L'analyse conversationnelle pour la simulation clinique pleine échelle : à partir des formulations en direct et a posteriori, potentiel des"secondes analyses".
Lucien Tisserand  1@  
1 : Université Sorbonne Nouvelle - Paris 3
Clesthia, Langage, systèmes, discours EA 7345

Cette communication a pour objet les pratiques de formation par simulation clinique pleine échelle : un mannequin robotisé joue le rôle du patient dans un environnement reproduisant une salle de soin réelle à l'intérieur de laquelle les apprenants accomplissent un "scénario". Le développement de la simulation répond à un impératif d'enseignement de compétences dites "non techniques", soit des compétences organisationnelles (Cooper & Taqueti, 2004). Le "facteur humain", désignant "l'interrelation des hommes avec leur outils et environnements de travail" (Kohn, Corrigan & Donaldson, 2000), est ainsi pointé comme majoritairement responsable des événements indésirables graves liés aux soins.
Le "scénario" est observé en direct par les formateurs à travers une vitre san tain dans une cabine de pilotage ainsi que par les autres apprenants par retransmission vidéo. Au cours de cette observation, les formateurs produisent une analyse de l'activité par le biais de pratiques de pointages et de séquences évaluatives. Tous les acteurs de la formation ayant assisté au scénario, celui-ci donne immédiatement lieu à un débriefing. Ces événements de parole constituent alors un deuxième locus pour la production d'analyses a posteriori. Ces analyses par les membres eux-mêmes sont autant de types de formulations par lesquelles l'activité formulée ne peut pas être décrite par l'examen du contenu de cette formulation (Garfinkel & Sacks, 1970).
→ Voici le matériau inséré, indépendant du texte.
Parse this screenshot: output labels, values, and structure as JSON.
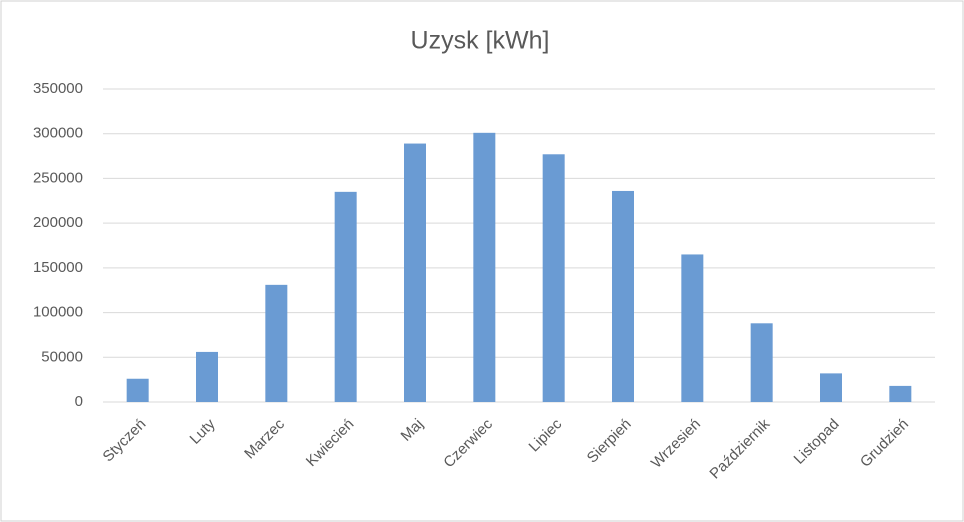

Nous montrerons l'intérêt d'une analyse séquentielle suscitée par la "première" analyse des membres à travers la présentation de deux cas. Dans chaque cas, nous analysons les circonstances de la formulation afin de comprendre quelle activité du scénario suscite une "seconde analyse" par le chercheur.
Dans le premier cas, nous partons d'une évaluation faite par les formateurs en direct pendant l'observation. En analysant le scénario, nous montrons que nous pouvons documenter les conditions d'émergence d'un comportement évalué négativement en aval.
Dans le second cas, nous partons du débriefing où l'accomplissement d'une tâche est problématisé pour être finalement évacué car ne remplissant pas l'agenda d'analyse "non technique" du débriefing. Notre seconde analyse suscitée du scénario montre que la compréhension des contingences organisationnelles de ce problème "technique" documente pourtant des réflexions de membre sur des problèmes "non techniques" à la fois nouveaux mais aussi posés ailleurs dans le débriefing.

Enfin, pour les deux cas, nous montrons plus généralement que l'analyse conversationnelle (Gülich & Mondada, 2001) permet de réunir les problèmes séparés en "technique" vs "non technique" par les membres, facilitant ainsi l'identification de problèmes "situés" dans des routines de travail reconnaissables. Les épisodes sujets à une "seconde analyse" sont ainsi considérés comme ayant une accountability particulière, ce qui nous permet d'argumenter en faveur d'une documentation par collections extensives de ces épisodes.